The cytotoxic effects of biphenyl (BP) and its hydroxylated derivatives, o-phenylphenol (OPP), m-phenylphenol (MPP), p-phenylphenol (PPP), 2-biphenylyl glycidyl ether (OPP-epoxide), phenyl-hydroquinone (PHQ), o,o'-biphenol (o,o'-BPol) and p,p'-biphenol (p,p'-BPol), were investigated in freshly isolated rat hepatocytes. OPP, MPP and PPP, at concentration of 0.75 mM, resulted in the loss of intracellular ATP, glutathione (GSH) and protein thiols, causing cell death. OPP-epoxide and BP were less toxic than the OPP isomers. MPP or PPP compared with OPP caused serious impairments in oxidative phosphorylation in mitochondria isolated from rat liver. PHQ (0.75 mM) caused a rapid loss of intracellular ATP which preceded the onset of cell death. PHQ was more toxic than o,o'-BPol or p,p'-BPol. PHQ dissolved in Krebs-Henseleit buffer without hepatocytes was rapidly converted to its corresponding quinone, phenyl-benzoquinone. The cytotoxicity produced by PHQ depends on the rate of formation of reactive intermediates.
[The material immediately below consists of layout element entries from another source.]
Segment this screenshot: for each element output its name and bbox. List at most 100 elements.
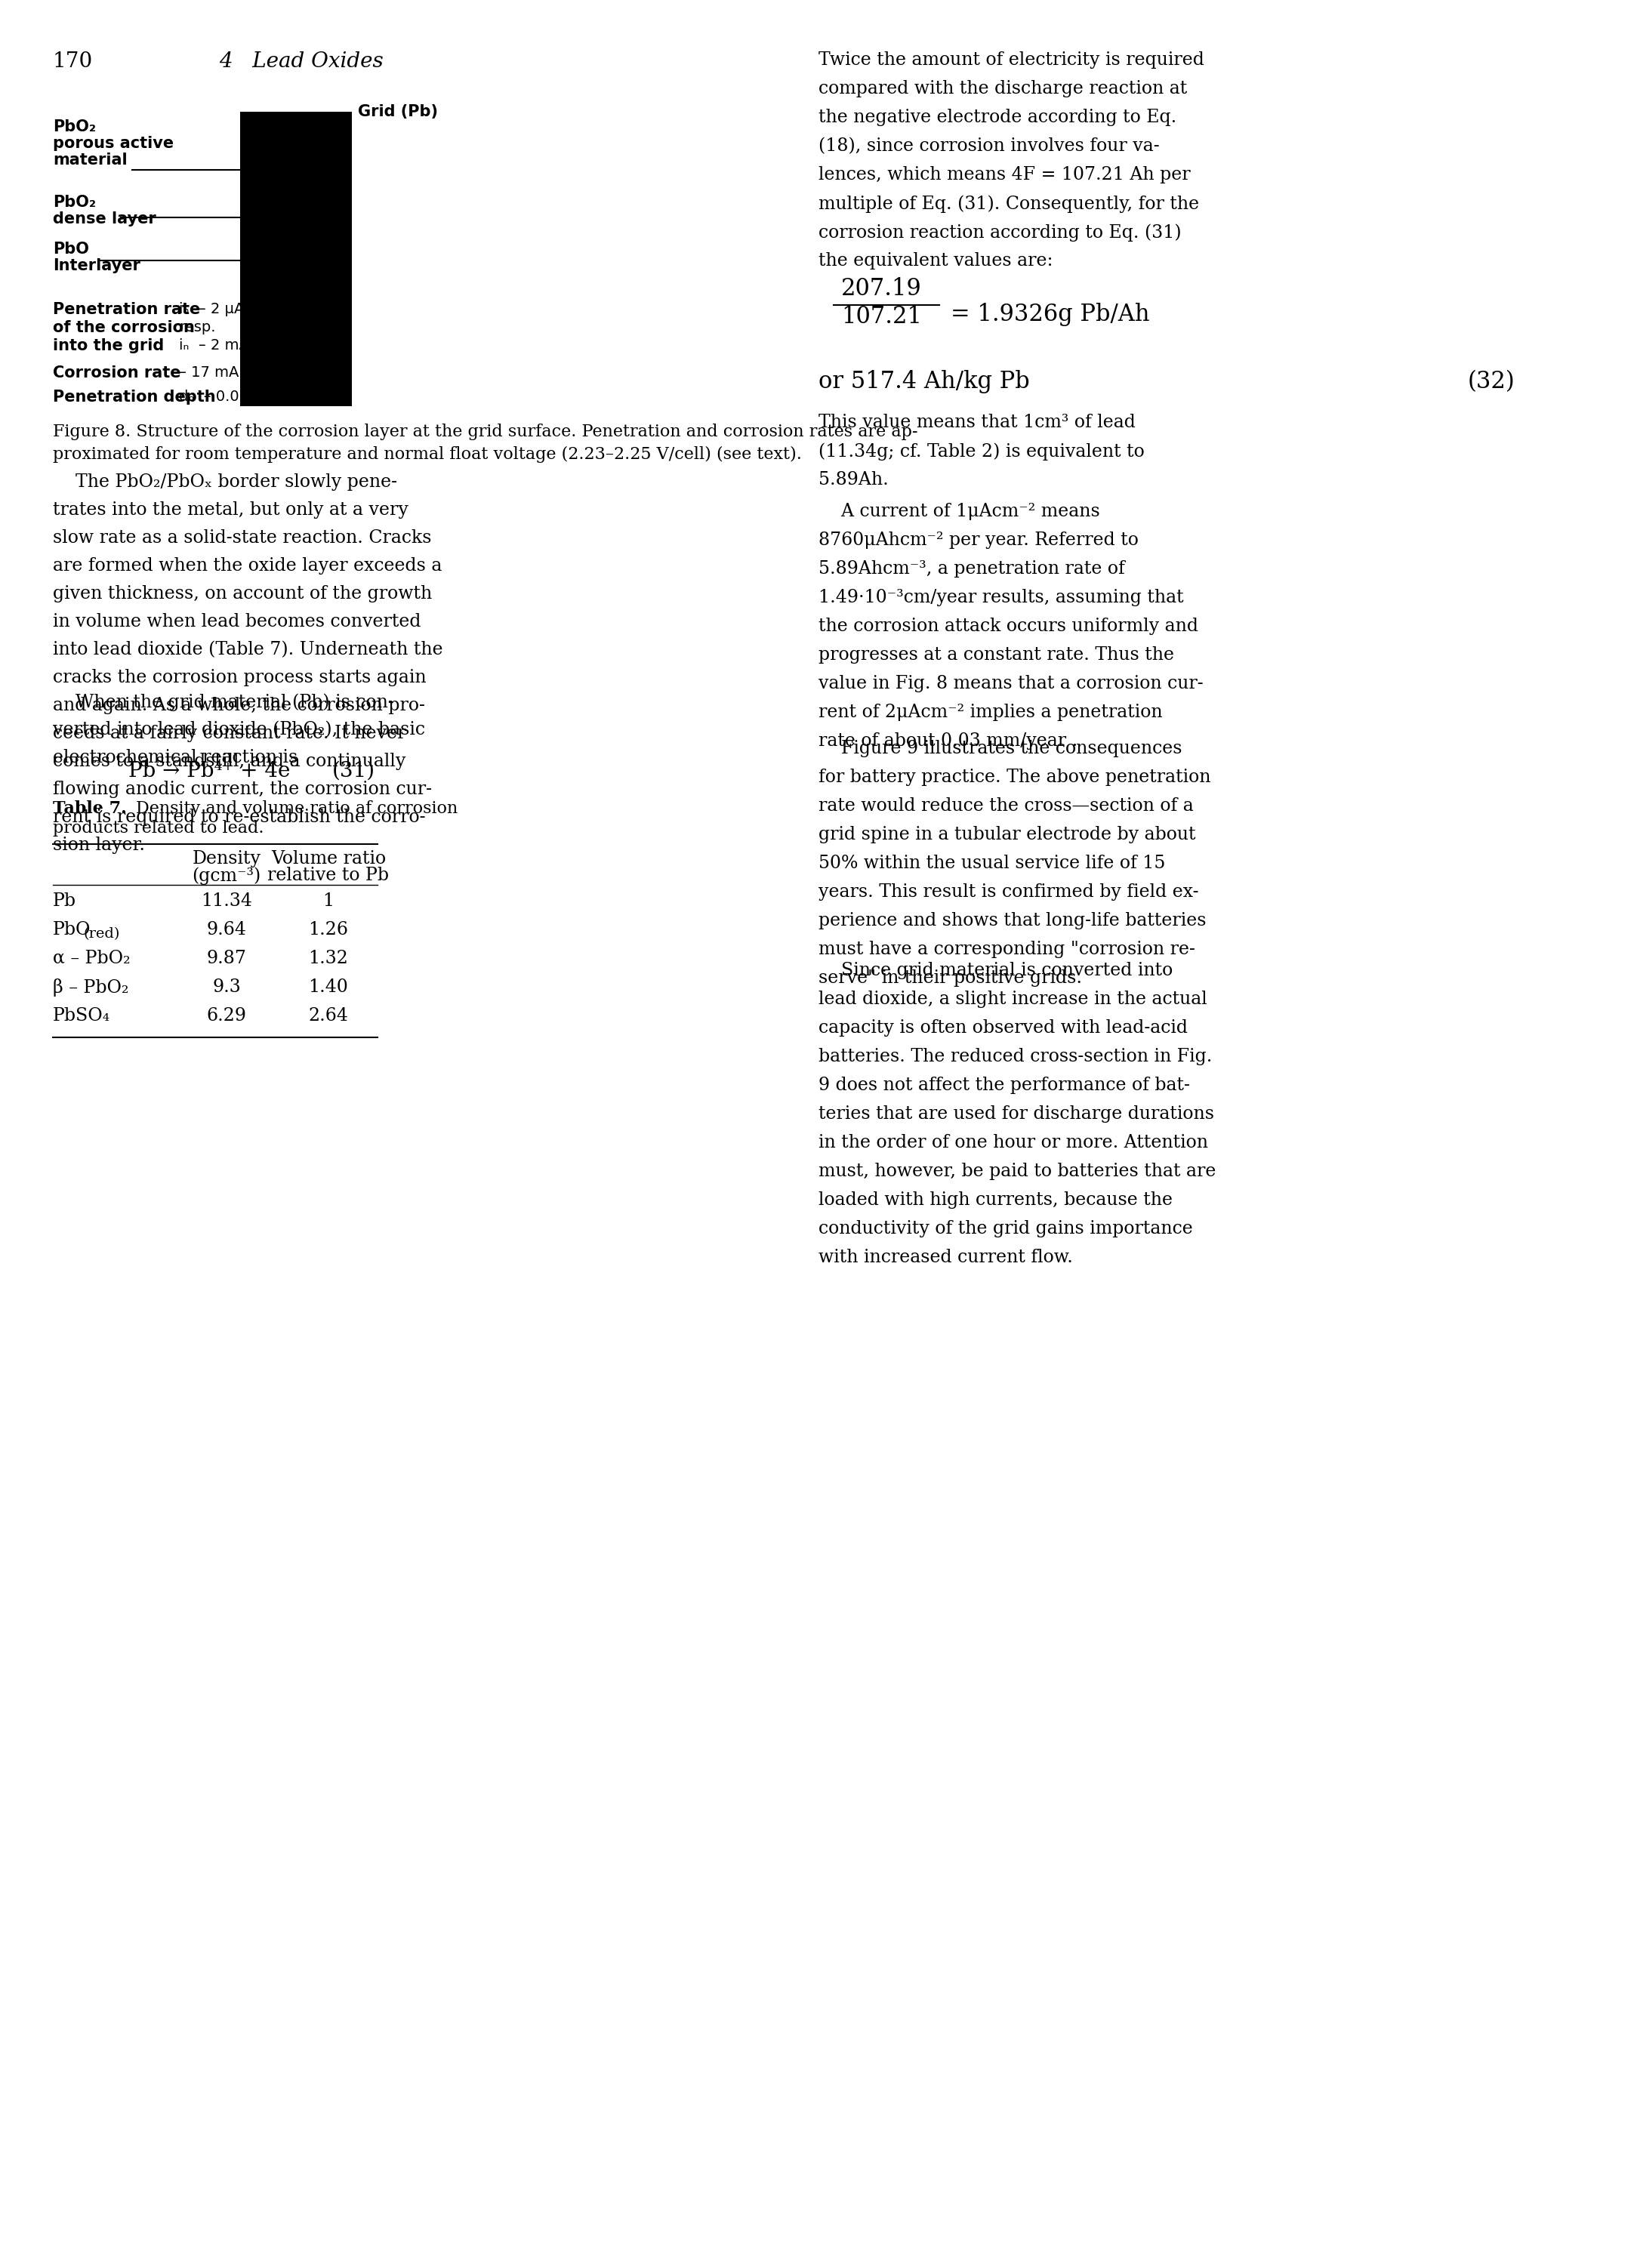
Text: cracks the corrosion process starts again: cracks the corrosion process starts agai… <box>52 669 426 687</box>
Text: for battery practice. The above penetration: for battery practice. The above penetrat… <box>818 769 1211 787</box>
Text: PbO₂: PbO₂ <box>52 195 97 211</box>
Text: 2.64: 2.64 <box>308 1007 349 1025</box>
Text: 1.49·10⁻³cm/year results, assuming that: 1.49·10⁻³cm/year results, assuming that <box>818 590 1184 606</box>
Text: verted into lead dioxide (PbO₂), the basic: verted into lead dioxide (PbO₂), the bas… <box>52 721 426 739</box>
Text: perience and shows that long-life batteries: perience and shows that long-life batter… <box>818 912 1206 930</box>
Text: – 17 mAN/cm² per year: – 17 mAN/cm² per year <box>178 365 350 379</box>
Text: 9.64: 9.64 <box>206 921 247 939</box>
Text: iₙ  – 2 mA/100Ah: iₙ – 2 mA/100Ah <box>178 338 301 352</box>
Text: value in Fig. 8 means that a corrosion cur-: value in Fig. 8 means that a corrosion c… <box>818 676 1203 692</box>
Text: batteries. The reduced cross-section in Fig.: batteries. The reduced cross-section in … <box>818 1048 1211 1066</box>
Text: Penetration depth: Penetration depth <box>52 390 216 404</box>
Text: 6.29: 6.29 <box>206 1007 247 1025</box>
Text: electrochemical reaction is: electrochemical reaction is <box>52 748 298 767</box>
Text: 170: 170 <box>52 52 93 73</box>
Text: (11.34g; cf. Table 2) is equivalent to: (11.34g; cf. Table 2) is equivalent to <box>818 442 1144 460</box>
Text: β – PbO₂: β – PbO₂ <box>52 978 129 996</box>
Text: Figure 8. Structure of the corrosion layer at the grid surface. Penetration and : Figure 8. Structure of the corrosion lay… <box>52 424 918 440</box>
Text: 11.34: 11.34 <box>201 891 252 909</box>
Text: material: material <box>52 152 128 168</box>
Text: Corrosion rate: Corrosion rate <box>52 365 180 381</box>
Text: (gcm⁻³): (gcm⁻³) <box>192 866 260 885</box>
Text: The PbO₂/PbOₓ border slowly pene-: The PbO₂/PbOₓ border slowly pene- <box>52 474 398 490</box>
Text: 9 does not affect the performance of bat-: 9 does not affect the performance of bat… <box>818 1077 1190 1093</box>
Text: slow rate as a solid-state reaction. Cracks: slow rate as a solid-state reaction. Cra… <box>52 528 432 547</box>
Text: or 517.4 Ah/kg Pb: or 517.4 Ah/kg Pb <box>818 370 1030 392</box>
Text: Table 7.: Table 7. <box>52 801 126 816</box>
Text: 207.19: 207.19 <box>841 277 922 299</box>
Text: 8760μAhcm⁻² per year. Referred to: 8760μAhcm⁻² per year. Referred to <box>818 531 1139 549</box>
Text: porous active: porous active <box>52 136 174 152</box>
Bar <box>241 111 352 406</box>
Text: rent is required to re-establish the corro-: rent is required to re-establish the cor… <box>52 810 426 826</box>
Text: 107.21: 107.21 <box>841 304 922 329</box>
Text: (red): (red) <box>83 928 120 941</box>
Text: products related to lead.: products related to lead. <box>52 821 264 837</box>
Text: ceeds at a fairly constant rate. It never: ceeds at a fairly constant rate. It neve… <box>52 726 406 742</box>
Text: = 1.9326g Pb/Ah: = 1.9326g Pb/Ah <box>951 304 1149 327</box>
Text: must, however, be paid to batteries that are: must, however, be paid to batteries that… <box>818 1163 1216 1179</box>
Text: the equivalent values are:: the equivalent values are: <box>818 252 1053 270</box>
Text: and again. As a whole, the corrosion pro-: and again. As a whole, the corrosion pro… <box>52 696 426 714</box>
Text: progresses at a constant rate. Thus the: progresses at a constant rate. Thus the <box>818 646 1174 665</box>
Text: Pb → Pb⁴⁺ + 4e⁻: Pb → Pb⁴⁺ + 4e⁻ <box>128 762 301 782</box>
Text: Grid (Pb): Grid (Pb) <box>359 104 439 120</box>
Text: serve" in their positive grids.: serve" in their positive grids. <box>818 968 1082 987</box>
Text: Density: Density <box>192 850 260 866</box>
Text: 4   Lead Oxides: 4 Lead Oxides <box>219 52 383 73</box>
Text: 1.26: 1.26 <box>308 921 349 939</box>
Text: the corrosion attack occurs uniformly and: the corrosion attack occurs uniformly an… <box>818 617 1198 635</box>
Text: conductivity of the grid gains importance: conductivity of the grid gains importanc… <box>818 1220 1193 1238</box>
Text: in volume when lead becomes converted: in volume when lead becomes converted <box>52 612 421 631</box>
Text: of the corrosion: of the corrosion <box>52 320 195 336</box>
Text: 5.89Ahcm⁻³, a penetration rate of: 5.89Ahcm⁻³, a penetration rate of <box>818 560 1125 578</box>
Text: A current of 1μAcm⁻² means: A current of 1μAcm⁻² means <box>818 503 1100 519</box>
Text: compared with the discharge reaction at: compared with the discharge reaction at <box>818 79 1187 98</box>
Text: (18), since corrosion involves four va-: (18), since corrosion involves four va- <box>818 138 1159 154</box>
Text: iₙ  – 2 μA/cm²: iₙ – 2 μA/cm² <box>178 302 278 315</box>
Text: rate would reduce the cross—section of a: rate would reduce the cross—section of a <box>818 798 1193 814</box>
Text: with increased current flow.: with increased current flow. <box>818 1250 1072 1266</box>
Text: Pb: Pb <box>52 891 77 909</box>
Text: grid spine in a tubular electrode by about: grid spine in a tubular electrode by abo… <box>818 826 1195 844</box>
Text: (31): (31) <box>332 762 375 782</box>
Text: lences, which means 4F = 107.21 Ah per: lences, which means 4F = 107.21 Ah per <box>818 166 1190 184</box>
Text: sion layer.: sion layer. <box>52 837 146 853</box>
Text: relative to Pb: relative to Pb <box>268 866 390 885</box>
Text: Penetration rate: Penetration rate <box>52 302 200 318</box>
Text: must have a corresponding "corrosion re-: must have a corresponding "corrosion re- <box>818 941 1195 957</box>
Text: into lead dioxide (Table 7). Underneath the: into lead dioxide (Table 7). Underneath … <box>52 642 444 658</box>
Text: the negative electrode according to Eq.: the negative electrode according to Eq. <box>818 109 1177 127</box>
Text: When the grid material (Pb) is con-: When the grid material (Pb) is con- <box>52 694 395 710</box>
Text: This value means that 1cm³ of lead: This value means that 1cm³ of lead <box>818 413 1136 431</box>
Text: years. This result is confirmed by field ex-: years. This result is confirmed by field… <box>818 882 1198 900</box>
Text: Twice the amount of electricity is required: Twice the amount of electricity is requi… <box>818 52 1205 68</box>
Text: 5.89Ah.: 5.89Ah. <box>818 472 889 488</box>
Text: resp.: resp. <box>178 320 216 333</box>
Text: into the grid: into the grid <box>52 338 164 354</box>
Text: Since grid material is converted into: Since grid material is converted into <box>818 962 1172 980</box>
Text: dense layer: dense layer <box>52 211 156 227</box>
Text: 9.87: 9.87 <box>206 950 247 966</box>
Text: Density and volume ratio af corrosion: Density and volume ratio af corrosion <box>136 801 458 816</box>
Text: proximated for room temperature and normal float voltage (2.23–2.25 V/cell) (see: proximated for room temperature and norm… <box>52 447 802 463</box>
Text: 1.40: 1.40 <box>308 978 349 996</box>
Text: in the order of one hour or more. Attention: in the order of one hour or more. Attent… <box>818 1134 1208 1152</box>
Text: Volume ratio: Volume ratio <box>272 850 386 866</box>
Text: corrosion reaction according to Eq. (31): corrosion reaction according to Eq. (31) <box>818 225 1182 240</box>
Text: 1.32: 1.32 <box>308 950 349 966</box>
Text: given thickness, on account of the growth: given thickness, on account of the growt… <box>52 585 432 603</box>
Text: Interlayer: Interlayer <box>52 259 141 274</box>
Text: (32): (32) <box>1468 370 1516 392</box>
Text: rent of 2μAcm⁻² implies a penetration: rent of 2μAcm⁻² implies a penetration <box>818 703 1162 721</box>
Text: Figure 9 illustrates the consequences: Figure 9 illustrates the consequences <box>818 739 1182 758</box>
Text: trates into the metal, but only at a very: trates into the metal, but only at a ver… <box>52 501 408 519</box>
Text: PbO₂: PbO₂ <box>52 120 97 134</box>
Text: 50% within the usual service life of 15: 50% within the usual service life of 15 <box>818 855 1166 871</box>
Text: are formed when the oxide layer exceeds a: are formed when the oxide layer exceeds … <box>52 558 442 574</box>
Text: lead dioxide, a slight increase in the actual: lead dioxide, a slight increase in the a… <box>818 991 1206 1007</box>
Text: PbO: PbO <box>52 921 92 939</box>
Text: dₙ  – 0.03 mm/year: dₙ – 0.03 mm/year <box>178 390 319 404</box>
Text: comes to a standstill, and a continually: comes to a standstill, and a continually <box>52 753 406 771</box>
Text: multiple of Eq. (31). Consequently, for the: multiple of Eq. (31). Consequently, for … <box>818 195 1200 213</box>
These results indicate that the addition of a hydroxyl group to the aromatic ring of BP enhances BP-induced cytotoxicity and that the mitochondria are a common target of the OPP isomers and other BP derivatives. In addition, the para- or meta-hydroxyl groups rather than the ortho-hydroxyl group increase the toxicity. The cytotoxicity produced by PHQ depends on the rate of formation of reactive intermediate(s) such as phenyl-benzoquinone.